There’s a spaciousness present when collaborating one on one with someone that I’m appreciating about the structure of my thesis project. When there is one performer/artist, and one facilitator/director, the conversation can go many places – it can diverge and meander, oscillating between between the personal, the cultural, the political, the philosophical, as well as the creative.

As Jamar and I were collaborating, the brainstorming meetings always included making space for each of us to be seen as we were each day. Already close from past years of working and collaborating together, as well as being friends, encouraged/fostered a tone in our report of vulnerability – not just as it related to the subject matter of the work we were creating, but also about our personal lives and the socio-political time we were navigating.
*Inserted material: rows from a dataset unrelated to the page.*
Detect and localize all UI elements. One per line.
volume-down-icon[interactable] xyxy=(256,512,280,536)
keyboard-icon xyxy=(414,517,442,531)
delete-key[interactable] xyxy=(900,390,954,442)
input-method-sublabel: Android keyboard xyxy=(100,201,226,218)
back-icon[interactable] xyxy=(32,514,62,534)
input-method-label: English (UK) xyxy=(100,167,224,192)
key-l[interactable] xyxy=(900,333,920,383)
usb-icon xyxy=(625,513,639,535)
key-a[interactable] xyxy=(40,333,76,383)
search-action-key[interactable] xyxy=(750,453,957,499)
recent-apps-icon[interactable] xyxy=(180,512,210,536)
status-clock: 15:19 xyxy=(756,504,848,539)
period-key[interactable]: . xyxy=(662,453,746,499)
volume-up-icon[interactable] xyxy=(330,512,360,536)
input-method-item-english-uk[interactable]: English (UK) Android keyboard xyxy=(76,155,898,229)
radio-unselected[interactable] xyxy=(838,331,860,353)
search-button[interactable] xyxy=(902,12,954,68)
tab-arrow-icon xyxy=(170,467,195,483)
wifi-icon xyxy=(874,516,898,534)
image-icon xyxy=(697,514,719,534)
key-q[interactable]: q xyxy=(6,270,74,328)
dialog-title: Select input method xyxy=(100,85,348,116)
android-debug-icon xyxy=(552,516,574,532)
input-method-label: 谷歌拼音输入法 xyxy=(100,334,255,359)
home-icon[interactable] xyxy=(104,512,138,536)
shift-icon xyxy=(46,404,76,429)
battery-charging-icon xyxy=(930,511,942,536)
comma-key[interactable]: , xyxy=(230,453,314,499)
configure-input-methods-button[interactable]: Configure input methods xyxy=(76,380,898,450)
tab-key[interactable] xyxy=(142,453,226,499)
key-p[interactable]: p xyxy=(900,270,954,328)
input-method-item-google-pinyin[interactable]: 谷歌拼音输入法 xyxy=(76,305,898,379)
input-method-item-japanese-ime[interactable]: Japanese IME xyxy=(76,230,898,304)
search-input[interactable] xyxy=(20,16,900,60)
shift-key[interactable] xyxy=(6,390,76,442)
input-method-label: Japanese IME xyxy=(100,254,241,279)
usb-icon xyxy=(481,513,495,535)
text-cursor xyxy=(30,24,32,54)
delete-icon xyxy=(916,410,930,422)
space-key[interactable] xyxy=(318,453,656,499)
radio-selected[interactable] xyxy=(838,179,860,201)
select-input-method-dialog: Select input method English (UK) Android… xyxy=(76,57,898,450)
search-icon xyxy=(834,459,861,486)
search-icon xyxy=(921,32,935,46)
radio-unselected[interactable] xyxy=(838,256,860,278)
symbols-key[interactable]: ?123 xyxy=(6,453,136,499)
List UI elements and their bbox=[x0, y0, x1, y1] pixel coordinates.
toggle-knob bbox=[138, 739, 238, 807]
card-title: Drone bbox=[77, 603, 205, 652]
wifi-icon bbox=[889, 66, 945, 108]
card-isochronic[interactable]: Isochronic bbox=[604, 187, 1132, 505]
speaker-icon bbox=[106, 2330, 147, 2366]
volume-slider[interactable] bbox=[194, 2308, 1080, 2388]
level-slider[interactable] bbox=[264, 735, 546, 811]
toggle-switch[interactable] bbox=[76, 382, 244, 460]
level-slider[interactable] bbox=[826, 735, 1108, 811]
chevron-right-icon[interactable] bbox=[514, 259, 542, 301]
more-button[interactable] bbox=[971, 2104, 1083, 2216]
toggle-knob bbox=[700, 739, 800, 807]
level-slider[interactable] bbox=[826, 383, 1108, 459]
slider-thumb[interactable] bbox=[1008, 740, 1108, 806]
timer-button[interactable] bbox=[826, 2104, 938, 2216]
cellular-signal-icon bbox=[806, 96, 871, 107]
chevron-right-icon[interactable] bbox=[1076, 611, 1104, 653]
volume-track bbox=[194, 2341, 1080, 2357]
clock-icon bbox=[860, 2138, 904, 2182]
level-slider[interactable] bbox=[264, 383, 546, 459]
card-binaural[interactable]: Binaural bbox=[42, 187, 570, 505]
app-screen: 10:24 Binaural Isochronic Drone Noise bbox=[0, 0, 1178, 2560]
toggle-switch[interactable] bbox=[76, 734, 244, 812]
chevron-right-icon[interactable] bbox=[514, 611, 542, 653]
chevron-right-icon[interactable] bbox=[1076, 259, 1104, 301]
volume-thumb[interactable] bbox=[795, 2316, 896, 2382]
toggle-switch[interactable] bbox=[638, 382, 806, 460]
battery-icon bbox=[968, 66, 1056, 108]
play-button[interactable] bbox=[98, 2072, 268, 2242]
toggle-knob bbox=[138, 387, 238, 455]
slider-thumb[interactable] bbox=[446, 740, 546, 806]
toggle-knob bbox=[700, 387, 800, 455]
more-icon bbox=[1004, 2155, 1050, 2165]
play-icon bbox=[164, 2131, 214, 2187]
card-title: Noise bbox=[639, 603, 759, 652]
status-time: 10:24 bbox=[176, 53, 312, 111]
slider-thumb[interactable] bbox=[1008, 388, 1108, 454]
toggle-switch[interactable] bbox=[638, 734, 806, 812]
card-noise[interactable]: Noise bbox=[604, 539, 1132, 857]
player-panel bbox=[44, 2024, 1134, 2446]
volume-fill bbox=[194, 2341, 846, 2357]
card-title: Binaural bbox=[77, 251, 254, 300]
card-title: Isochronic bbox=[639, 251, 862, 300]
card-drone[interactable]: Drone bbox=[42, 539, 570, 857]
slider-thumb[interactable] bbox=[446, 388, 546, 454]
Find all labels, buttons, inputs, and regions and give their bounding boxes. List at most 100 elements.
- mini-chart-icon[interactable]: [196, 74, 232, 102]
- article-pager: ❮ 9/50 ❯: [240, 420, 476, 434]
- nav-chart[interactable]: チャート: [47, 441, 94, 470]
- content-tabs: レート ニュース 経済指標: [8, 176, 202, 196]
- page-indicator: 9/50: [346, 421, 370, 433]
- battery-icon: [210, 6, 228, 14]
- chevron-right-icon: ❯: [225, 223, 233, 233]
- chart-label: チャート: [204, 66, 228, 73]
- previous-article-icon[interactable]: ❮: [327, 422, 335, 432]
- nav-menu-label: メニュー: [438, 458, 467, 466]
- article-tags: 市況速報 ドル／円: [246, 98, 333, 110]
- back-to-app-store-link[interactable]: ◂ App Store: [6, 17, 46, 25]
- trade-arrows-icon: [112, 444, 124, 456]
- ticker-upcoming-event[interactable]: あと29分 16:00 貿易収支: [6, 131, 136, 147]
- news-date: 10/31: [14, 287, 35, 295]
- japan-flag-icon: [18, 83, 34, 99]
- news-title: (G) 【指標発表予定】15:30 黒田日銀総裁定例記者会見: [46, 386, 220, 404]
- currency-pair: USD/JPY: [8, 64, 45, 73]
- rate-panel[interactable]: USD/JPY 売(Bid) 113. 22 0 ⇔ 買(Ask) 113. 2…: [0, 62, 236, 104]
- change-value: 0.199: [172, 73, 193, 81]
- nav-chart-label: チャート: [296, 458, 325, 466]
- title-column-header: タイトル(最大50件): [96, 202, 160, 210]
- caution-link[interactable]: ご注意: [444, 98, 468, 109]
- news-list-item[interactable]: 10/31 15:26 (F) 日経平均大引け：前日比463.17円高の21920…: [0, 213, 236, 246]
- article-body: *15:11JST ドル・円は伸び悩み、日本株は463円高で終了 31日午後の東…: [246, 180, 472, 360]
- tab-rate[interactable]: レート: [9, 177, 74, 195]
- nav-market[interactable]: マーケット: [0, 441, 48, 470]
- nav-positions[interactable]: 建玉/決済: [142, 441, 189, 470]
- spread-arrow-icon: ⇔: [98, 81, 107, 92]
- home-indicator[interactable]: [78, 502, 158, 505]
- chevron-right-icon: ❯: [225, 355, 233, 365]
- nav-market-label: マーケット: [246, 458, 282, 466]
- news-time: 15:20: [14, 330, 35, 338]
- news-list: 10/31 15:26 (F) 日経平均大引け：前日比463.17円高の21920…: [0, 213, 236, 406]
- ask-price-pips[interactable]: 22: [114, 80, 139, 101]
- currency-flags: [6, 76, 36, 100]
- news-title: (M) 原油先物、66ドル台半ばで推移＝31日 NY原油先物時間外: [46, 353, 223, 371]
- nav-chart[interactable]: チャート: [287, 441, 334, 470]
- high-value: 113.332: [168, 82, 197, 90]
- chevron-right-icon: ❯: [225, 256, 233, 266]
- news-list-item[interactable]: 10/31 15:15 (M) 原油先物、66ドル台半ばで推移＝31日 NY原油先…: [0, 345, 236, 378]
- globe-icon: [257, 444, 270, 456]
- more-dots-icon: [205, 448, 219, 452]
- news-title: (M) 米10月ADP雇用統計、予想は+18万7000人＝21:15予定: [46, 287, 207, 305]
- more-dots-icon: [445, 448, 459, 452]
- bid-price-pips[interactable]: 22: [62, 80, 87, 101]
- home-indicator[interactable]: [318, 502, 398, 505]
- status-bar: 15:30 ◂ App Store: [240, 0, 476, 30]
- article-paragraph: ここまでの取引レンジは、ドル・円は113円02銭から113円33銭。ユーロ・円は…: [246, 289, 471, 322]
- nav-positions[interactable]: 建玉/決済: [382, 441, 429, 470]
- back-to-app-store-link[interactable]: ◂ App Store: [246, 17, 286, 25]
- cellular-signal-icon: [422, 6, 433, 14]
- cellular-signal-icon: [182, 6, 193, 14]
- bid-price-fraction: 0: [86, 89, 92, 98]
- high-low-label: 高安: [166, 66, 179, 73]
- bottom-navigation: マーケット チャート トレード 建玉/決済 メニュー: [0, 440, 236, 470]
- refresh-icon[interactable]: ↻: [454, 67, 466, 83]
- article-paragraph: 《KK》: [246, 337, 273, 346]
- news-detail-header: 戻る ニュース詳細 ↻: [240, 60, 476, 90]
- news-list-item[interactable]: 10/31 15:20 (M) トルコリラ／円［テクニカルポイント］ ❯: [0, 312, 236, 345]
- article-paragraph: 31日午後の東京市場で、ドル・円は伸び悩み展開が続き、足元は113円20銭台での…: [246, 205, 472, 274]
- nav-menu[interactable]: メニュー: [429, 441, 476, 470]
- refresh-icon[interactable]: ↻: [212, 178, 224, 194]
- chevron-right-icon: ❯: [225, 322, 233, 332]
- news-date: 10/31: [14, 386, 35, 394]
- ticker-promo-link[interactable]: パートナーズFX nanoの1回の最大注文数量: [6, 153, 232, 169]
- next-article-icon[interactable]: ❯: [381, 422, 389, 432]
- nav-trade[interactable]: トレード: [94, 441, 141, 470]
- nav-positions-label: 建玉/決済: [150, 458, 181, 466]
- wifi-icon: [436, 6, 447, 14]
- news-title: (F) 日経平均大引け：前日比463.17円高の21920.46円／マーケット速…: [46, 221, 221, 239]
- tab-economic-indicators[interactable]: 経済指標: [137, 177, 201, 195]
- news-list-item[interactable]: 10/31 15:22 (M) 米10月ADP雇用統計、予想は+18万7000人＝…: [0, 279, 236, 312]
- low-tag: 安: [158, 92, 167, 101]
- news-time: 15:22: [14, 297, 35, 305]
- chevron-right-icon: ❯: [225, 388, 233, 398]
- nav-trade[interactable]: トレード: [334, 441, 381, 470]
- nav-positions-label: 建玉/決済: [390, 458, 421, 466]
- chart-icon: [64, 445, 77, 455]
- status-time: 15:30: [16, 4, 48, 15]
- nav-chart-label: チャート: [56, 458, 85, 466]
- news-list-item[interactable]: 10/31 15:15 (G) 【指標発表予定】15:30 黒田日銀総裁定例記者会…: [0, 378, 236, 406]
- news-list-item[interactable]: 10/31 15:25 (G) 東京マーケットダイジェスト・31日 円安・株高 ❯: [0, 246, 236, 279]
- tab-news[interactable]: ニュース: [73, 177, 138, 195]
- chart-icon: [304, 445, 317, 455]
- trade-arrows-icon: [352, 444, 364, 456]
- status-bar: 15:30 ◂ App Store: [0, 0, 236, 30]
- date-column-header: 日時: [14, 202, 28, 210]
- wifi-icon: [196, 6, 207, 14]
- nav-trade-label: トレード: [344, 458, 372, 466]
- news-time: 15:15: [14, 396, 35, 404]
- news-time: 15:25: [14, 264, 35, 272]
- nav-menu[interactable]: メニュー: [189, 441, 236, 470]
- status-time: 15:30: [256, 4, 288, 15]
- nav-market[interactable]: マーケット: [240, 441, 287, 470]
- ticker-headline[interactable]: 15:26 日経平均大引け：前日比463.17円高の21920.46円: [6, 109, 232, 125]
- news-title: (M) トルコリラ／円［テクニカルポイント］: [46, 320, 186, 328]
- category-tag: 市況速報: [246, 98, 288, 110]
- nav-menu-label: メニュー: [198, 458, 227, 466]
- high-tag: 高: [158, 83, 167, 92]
While the work stayed rooted thematically in our original conceptual idea(s), this report of friendship alongside collaboration and the layered conversations that arose within the process influenced the work greatly. Our willingness to sit in vulnerability together surely affected Jamar’s comfort in front of the camera, and the amount of time we spent intentionally listening to each other created a working relationship in which we were both unafraid to offer ideas as they arose, and willing to say yes to the serendipitous moments that presented themselves within the environment.

Navarro River Redwoods

One particular moment of serendipity was at the end of one of our early morning film days – we had been up and working since 5am and had finally wrapped up for our break/downtime around noon. As we were walking back to the car, we noticed a stream of light shinning through the trees onto a clearing carpeted in clovers. It was a magic moment – like the hands of the universe were reaching down to gently caress the clearing. We were both tired and I was thinking in my head about whether it would be okay to ask Jamar to keep filming a bit longer, eating into his rest time. But before I could even decide whether I was going to ask him, he dropped his bag on the path by my feet without a word, walked into the stream of light, and began dancing. Jamar is a poet, not a dancer, and dancing on camera was something that had made him particularly nervous about this project in general; so to see him respond to the magic of the moment by closing his eyes and dancing in the sunlight was…moving. It brought tears to my eyes. Whether that footage makes its way into the film or not, the clips we recorded in that sunlit clearing are my favorite of all of our footage, because they represent the vulnerability and intentional presence we shared with each other in this collaboration.